Comedia sin brújula
Toda Mayday Club está atravesada por la espina de la paradoja, en tanto que, por un lado, sus imágenes no son sino el reflejo, proyectado por el espejo de su duración, de las contradicciones que la componen; y, por otro, su mismo argumento se choca de frente con el avión de la casualidad. Para entender esto, primero hace falta un poco de contexto: en 2014, Ruben Östlund inició con Fuerza mayor una trilogía en la que convertía los lugares de ocio de la burguesía en el quirófano perfecto en el que diseccionarla, utilizando para ello un bisturí de humor corrosivo que, por momentos, se le escurría de las manos y abría en el pecho de los personajes una herida que sangraba parodia excesiva y brocha gorda. En esta primera cinta, la acción sucedía en un resort para esquiadores en la montaña; en The Square, en un museo de arte contemporáneo; y en El triángulo de la tristeza, en un crucero de lujo. Durante la etapa promocional de esta última, el director sueco afirmó que su siguiente obra tendría lugar durante un vuelo en avión en el que los dispositivos electrónicos fallarían y los pasajeros, ante la tesitura de tener que interactuar entre ellos, se volverían locos. Mayday Club comparte unas cuantas similitudes con las cintas de Östlund; y aunque no son demasiadas, sí son lo suficientemente llamativas como para asignarles parte de la responsabilidad de su hundimiento.
La cinta narra la historia de una mujer (Lydia Leonard) que se apunta a un curso especial para superar su aerofobia (miedo irracional a volar en avión), cuyo examen final consiste en completar un viaje de ida y vuelta junto con el resto del grupo —un excéntrico escritor desfasado por su propia decadencia (Timothy Spall), una ‹influencer› que busca lanzar su carrera (Ella Rumpf), y su novio, un fotógrafo taciturno y de personalidad esquiva (Emun Elliot)—, y el monitor que les instruye (Cain Aiden), ebrio de nervios por ser su primera vez. Así, como es de esperar, el trayecto termina torpedeado por todo tipo de imprevistos que encienden los miedos de los pasajeros hasta convertirlos en una gran hoguera de inseguridades y actos irracionales.

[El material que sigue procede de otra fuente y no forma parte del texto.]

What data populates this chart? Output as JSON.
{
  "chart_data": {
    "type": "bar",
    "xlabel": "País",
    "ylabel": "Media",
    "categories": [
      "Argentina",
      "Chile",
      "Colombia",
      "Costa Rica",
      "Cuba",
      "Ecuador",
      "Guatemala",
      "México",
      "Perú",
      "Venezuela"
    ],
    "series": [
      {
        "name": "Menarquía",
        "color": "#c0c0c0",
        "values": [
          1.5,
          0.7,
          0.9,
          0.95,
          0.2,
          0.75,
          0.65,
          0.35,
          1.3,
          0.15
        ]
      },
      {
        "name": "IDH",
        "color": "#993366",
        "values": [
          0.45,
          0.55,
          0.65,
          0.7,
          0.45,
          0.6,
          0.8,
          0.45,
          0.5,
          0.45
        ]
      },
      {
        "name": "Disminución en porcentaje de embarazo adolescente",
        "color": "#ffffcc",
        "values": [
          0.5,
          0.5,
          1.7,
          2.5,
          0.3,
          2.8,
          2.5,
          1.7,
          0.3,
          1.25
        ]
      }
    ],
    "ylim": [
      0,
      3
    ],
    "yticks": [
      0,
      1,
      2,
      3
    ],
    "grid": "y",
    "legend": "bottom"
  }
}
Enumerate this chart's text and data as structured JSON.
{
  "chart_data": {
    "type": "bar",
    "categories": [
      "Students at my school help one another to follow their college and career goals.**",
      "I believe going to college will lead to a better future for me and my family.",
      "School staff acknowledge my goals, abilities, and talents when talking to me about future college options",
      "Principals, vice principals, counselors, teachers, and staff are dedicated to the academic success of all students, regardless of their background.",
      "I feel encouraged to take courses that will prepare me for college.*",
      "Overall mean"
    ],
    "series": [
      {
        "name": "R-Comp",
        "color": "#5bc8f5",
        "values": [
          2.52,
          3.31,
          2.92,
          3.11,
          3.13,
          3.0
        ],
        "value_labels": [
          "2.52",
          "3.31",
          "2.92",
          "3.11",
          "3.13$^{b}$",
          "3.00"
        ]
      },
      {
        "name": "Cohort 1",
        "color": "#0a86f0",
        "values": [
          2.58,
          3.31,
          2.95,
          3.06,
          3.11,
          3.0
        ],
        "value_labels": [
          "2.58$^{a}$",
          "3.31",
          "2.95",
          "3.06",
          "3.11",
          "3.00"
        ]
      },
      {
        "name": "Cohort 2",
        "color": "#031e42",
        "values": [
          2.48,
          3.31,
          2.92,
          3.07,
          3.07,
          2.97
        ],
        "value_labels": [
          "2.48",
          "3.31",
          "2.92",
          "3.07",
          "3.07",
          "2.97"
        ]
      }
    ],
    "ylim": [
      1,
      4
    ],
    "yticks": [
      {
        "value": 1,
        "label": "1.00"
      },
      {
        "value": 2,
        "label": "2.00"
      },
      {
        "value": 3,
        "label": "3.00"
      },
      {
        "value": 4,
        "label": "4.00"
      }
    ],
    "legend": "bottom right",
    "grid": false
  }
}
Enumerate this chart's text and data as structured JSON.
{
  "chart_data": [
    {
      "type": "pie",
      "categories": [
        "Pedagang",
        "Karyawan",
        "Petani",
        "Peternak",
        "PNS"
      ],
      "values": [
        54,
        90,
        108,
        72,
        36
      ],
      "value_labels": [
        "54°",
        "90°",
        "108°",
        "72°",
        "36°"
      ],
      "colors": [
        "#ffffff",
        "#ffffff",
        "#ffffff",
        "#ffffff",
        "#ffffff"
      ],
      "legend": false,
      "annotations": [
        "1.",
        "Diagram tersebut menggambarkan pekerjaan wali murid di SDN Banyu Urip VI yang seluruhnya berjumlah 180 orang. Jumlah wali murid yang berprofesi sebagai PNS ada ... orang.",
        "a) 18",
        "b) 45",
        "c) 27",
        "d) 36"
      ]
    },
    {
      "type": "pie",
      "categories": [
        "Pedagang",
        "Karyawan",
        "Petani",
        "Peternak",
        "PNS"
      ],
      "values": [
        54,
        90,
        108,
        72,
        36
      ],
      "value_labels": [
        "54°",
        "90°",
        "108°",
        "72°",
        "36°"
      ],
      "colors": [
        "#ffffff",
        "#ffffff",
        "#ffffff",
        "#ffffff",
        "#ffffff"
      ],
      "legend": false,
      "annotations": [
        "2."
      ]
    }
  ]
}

La casualidad interviene de forma negativa en la cinta, ya que, si las situaciones y personajes que la componen se acercan por momentos al cine de Östlund, el argumento y uno de los lugares en los que acontece —el ‹resort›— no son sino el eco mermado de fuerza expresiva de The Square y compañía, y esto provoca que las escenas del avión parezcan una suerte de borrador de lo que podría ser la próxima cinta del sueco. Un borrador, eso sí, cuyo carácter fortuito resulta casi más divertido que la mitad de los esfuerzos cómicos de su director, Hafsteinn Gunnar Sigurðsson. El principal problema de la película es que su responsable dibuja la silueta de sus imágenes sobre baldosas de aire que intentan sin mucho éxito maquillar su falta de ideas, y luego las rellena con unos tonos grises que se mueven entre lo que quiere ser un humor negro de carcajada bestial y lacerante, y unos destellos surrealistas que no terminan nunca de encajar en la totalidad de la propuesta. No hay un concepto concreto que le dé cuerpo a la obra, ni tampoco una ligera idea de lo que se quiere contar, de lo que se pretende cuestionar a través de la risa o, al menos, de lo que se está poniendo bajo la lupa de la comedia.
Mayday Club comienza con un tono más bien serio que se va diluyendo entre chistes poco trabajados que cuando pretenden ser corrosivos terminan siendo escatológicos —en el peor sentido de la palabra— y cuando intentan romper con el andamiaje realista del relato acaban por ser ilógicos, puesto que el espectador no siente su introducción como algo orgánico, sino, más bien, todo lo contrario. La película, por dar una imagen general de todo el conjunto, dura noventa minutos, que, pese al tono ligero y el buen ritmo del montaje, se terminan haciendo largos.